Dear readers, and oil & gas investors...there is a perplexing, and historically difficult problem I've been dealing with for 25 years....it is about how to deal with the matter of working successfully with state securities regulators, and in particular figuring-out how to do everything possible to avoid what is commonly call their cease & desist, or cease & refrain orders. These orders are issued by state regulators for technical violations, or other mistakes which can be made by smaller companies and their attorneys when offering private placements to private investors to raise capital for oil & gas drilling, real estate, and other private equity programs.
Cease & desist orders can effectively stop smaller companies 'dead in their tracks' from raising further capital after they are issued, or until they are explained to the satisfaction of a state regulator, or dropped, dismissed, or expunged. C & D's are not judicial actions, and no due process, or court case legal procedure has been followed. No court whether civil, state, or federal has heard the complaint, nor made a decision or judgement, and no jury has heard an argument in a court prior to a C & D order that is issued by a regulator. C & D decisions are really unilateral actions or decisions made by department of securities regulators, at the state government level. Decisions can vary greatly from state to state, and don't have to be based on fraud, or the complaint of fraud. You are considered guilty until proved innocent when the orders are issued, and the states coordinate, and cooperate with one another when any state issues such as order. A company or person can be issued a C & D for a variety of reasons the state regulator writes in his findings, or when he believes a technical mistake, a violation of a rule, or omission of something is made by an individual or company that he makes a decision is material...the C & D's usually having nothing to do with a deal, but are issued to the company or the owners of the company.
To put it bluntly, if someone accuses you of something, a state regulator can shut you down if in his opinion, he thinks this accusation or for example a competitors complaint may have merit, or is a part of a 'pattern' of violating the rules the regulator interprets. It's sort of like the story told by Fred Thompson in the movie 'Days of Thunder', when Tom Cruise, and Rowdy Gates were running into each other on the race track with their stock cars, and were told, "If you so much as touch paint one more time I'm going to pull your licenses, and stop you from racing." Then he tells the two racers about the lettuce story. If you leave lettuce on the docks and wait for the perishable lettuce to spoil before you inspect it, you know what happens. The analogy in this case is, the racer's short careers could quickly be over. This is exactly what can happen to a small, and fledgling company trying to fund itself and grow when issued an embarrassing, and heart stopping Cease & Desist to it's principals.

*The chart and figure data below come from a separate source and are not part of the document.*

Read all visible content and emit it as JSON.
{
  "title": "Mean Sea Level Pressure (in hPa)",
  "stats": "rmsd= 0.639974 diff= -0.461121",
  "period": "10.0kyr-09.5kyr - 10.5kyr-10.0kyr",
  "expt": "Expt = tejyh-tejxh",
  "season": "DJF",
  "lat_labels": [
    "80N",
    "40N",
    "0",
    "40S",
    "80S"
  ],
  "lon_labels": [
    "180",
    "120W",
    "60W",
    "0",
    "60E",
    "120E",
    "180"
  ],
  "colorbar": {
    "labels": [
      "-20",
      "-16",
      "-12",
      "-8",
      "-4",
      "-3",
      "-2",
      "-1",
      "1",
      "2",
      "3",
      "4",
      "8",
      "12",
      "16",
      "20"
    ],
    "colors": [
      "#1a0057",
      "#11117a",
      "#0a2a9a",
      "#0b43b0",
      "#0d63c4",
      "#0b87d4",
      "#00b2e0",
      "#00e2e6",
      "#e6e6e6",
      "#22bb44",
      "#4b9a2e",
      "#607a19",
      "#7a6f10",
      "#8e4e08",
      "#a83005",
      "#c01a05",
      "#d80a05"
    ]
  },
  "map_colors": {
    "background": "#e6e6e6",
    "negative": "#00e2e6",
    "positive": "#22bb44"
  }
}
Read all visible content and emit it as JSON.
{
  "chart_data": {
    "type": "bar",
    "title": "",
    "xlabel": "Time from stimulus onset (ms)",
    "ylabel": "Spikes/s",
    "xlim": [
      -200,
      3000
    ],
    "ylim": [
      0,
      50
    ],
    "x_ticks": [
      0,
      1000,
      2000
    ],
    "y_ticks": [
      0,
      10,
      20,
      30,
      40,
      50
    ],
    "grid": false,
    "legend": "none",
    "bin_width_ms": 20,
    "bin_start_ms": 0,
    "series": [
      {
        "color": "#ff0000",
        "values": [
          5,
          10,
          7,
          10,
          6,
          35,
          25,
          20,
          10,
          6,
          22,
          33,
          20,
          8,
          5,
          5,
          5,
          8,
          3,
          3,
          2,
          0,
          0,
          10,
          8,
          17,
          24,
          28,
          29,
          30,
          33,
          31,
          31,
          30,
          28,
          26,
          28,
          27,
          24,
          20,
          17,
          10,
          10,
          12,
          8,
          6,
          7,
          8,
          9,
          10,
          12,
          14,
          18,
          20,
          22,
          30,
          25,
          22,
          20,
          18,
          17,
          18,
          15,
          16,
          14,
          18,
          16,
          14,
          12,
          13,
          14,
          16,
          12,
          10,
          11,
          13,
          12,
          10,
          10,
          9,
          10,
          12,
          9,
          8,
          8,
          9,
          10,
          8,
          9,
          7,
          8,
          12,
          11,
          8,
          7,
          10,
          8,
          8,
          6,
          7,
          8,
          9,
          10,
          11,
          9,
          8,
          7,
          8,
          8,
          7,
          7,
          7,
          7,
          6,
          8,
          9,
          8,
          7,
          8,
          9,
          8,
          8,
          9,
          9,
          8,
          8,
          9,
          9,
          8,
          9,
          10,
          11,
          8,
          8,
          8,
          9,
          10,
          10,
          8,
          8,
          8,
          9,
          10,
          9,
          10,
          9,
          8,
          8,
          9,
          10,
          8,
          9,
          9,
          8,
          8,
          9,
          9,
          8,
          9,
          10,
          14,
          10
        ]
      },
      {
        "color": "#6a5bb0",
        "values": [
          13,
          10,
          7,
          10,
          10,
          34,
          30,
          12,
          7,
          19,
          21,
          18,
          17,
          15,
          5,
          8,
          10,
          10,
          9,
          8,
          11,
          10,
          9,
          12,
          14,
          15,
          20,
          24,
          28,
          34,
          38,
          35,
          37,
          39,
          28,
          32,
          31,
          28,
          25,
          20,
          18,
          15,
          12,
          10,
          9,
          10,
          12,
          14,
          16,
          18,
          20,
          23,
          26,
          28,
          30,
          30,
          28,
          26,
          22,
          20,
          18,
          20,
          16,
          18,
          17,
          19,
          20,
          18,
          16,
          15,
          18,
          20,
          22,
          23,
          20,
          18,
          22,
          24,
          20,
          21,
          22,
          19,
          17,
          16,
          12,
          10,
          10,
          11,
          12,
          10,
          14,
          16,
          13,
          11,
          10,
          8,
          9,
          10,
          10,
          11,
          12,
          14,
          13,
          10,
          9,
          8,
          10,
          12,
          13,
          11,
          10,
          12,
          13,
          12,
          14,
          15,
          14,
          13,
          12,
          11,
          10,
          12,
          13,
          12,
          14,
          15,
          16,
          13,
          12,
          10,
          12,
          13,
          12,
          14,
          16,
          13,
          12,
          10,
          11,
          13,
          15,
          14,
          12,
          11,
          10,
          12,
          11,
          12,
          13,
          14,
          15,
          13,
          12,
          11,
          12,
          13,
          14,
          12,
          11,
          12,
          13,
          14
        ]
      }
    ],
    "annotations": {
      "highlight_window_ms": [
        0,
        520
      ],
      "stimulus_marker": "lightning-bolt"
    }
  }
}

If you stop a business from doing business, especially a small business with one principal source of funding, you can quickly kill the business, and greatly injure the private, and typically 'accredited' investors who fund it. In the zeal of some regulators, or enthusiasm to enforce the rules, or maybe to make a career, by simply issuing a cease & desist order, and then sitting on possibly an action without merit...they can absolutely, and subsequently be the prime reason you can kill a business. In a 'real' deal, or one making money, or will make money for investors, the real losers are the private investors. In my opinion, what regulators should do first is simply call the small company securities attorneys who write the private placement memorandums and give them the opportunity to make corrections, changes, or fix any mistakes, errors of omission, or unintended errors, BEFORE they issue a cease & desist, which takes a lot of money to get dropped, dismissed, or ever expunged.
C & D orders are issued to private companies who operate or raise funds with a federal exemption through the private placement offering mechanism or Reg D. Private, or smaller companies are not exempt entities such as banks, insurance companies, or licensed professionals who supposedly conduct themselves in such a manner they don't need to be as carefully supervised, and controlled as tightly as the smaller companies without the business or financial acumen to control or regulate themselves.
The state regulators have very broad powers to supervise and enforce the rules for smaller investment companies. The stated or written reason for this power is to keep smaller companies honest, and to make sure full disclosures are made to potential investors about the risks, and other issues they regulators want to make clear or be sure investors see in any offering memorandum made with a PPM. The problem is one of determining whether you are getting fair treatment, and can get quick resolutions when you are honest, and simply made a mistake, or your attorney has made a mistake in writing the private placement memorandum you use to raise funds.
The direct participation private placement exemption or Regs 502-506-D are allowed or permitted by the FEDERAL government to enable the smaller companies who have few other choices to raise investment capital, and the private investor may be their only real recourse to start businesses, or fund small oil & gas companies prior to being able to qualify, or pay the relatively expensive costs associated with taking a company public, or doing an IPO for example.
Most smaller companies involved with drilling programs for example cannot meet the bank requirements for getting loans. Banks are not in the habit of taking risk they can't control, and want collateral they understand such as homes & cars. Increasingly, in my opinion, the smaller private, and independent companies started by entrepreneurs are being squeezed out of the marketplace by large corporations with government help and support. This can take the form of punitive actions taken by such regulator actions as the issuance of cease & desist orders without giving a company notice first, or an opportunity to correct the mistake, or discussing a complaint with the company counsel first.